Teaching and performing in concert are closely intertwined at the Liszt Academy. Its unique characteristic is, on the one hand, being one of the most distinguished universities on the intellectual bourse of international academies of music, while on the other hand it is one of the most precious gems among the finest concert halls anywhere in the world… Two facets of one institution, or the common profile of two institutions? Who can say? The essence is the unity of this duality.

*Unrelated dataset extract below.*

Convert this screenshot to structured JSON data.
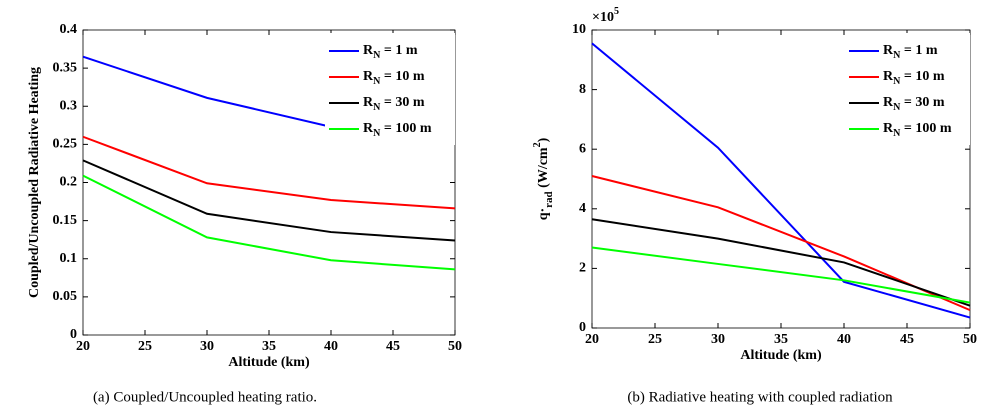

The Liszt Academy is rooted in Hungarian music traditions and those of the region, and these traditions remain unbroken. Its long-standing departments are structured like a family tree; the teachers, and their teachers, of professors giving classes today can be traced back to the founders of departments, to Liszt, Hubay, Popper, Robert Volkmann and Hans von Koessler. In departments founded at a later date, for instance musicology, which was established by Zoltán Kodály, Bence Szabolcsi and Dénes Bartha, the craft is passed down, figuratively speaking, from father to son. Folk music is one of the leading threads that run right through the history of the Liszt Academy; it defines not only new Hungarian composition but, principally via Kodály, highly advanced and successful Hungarian music pedagogy, too. The ‘youngest’ department of the Liszt Academy, that is, the department of folk music, preserves this with great tenacity.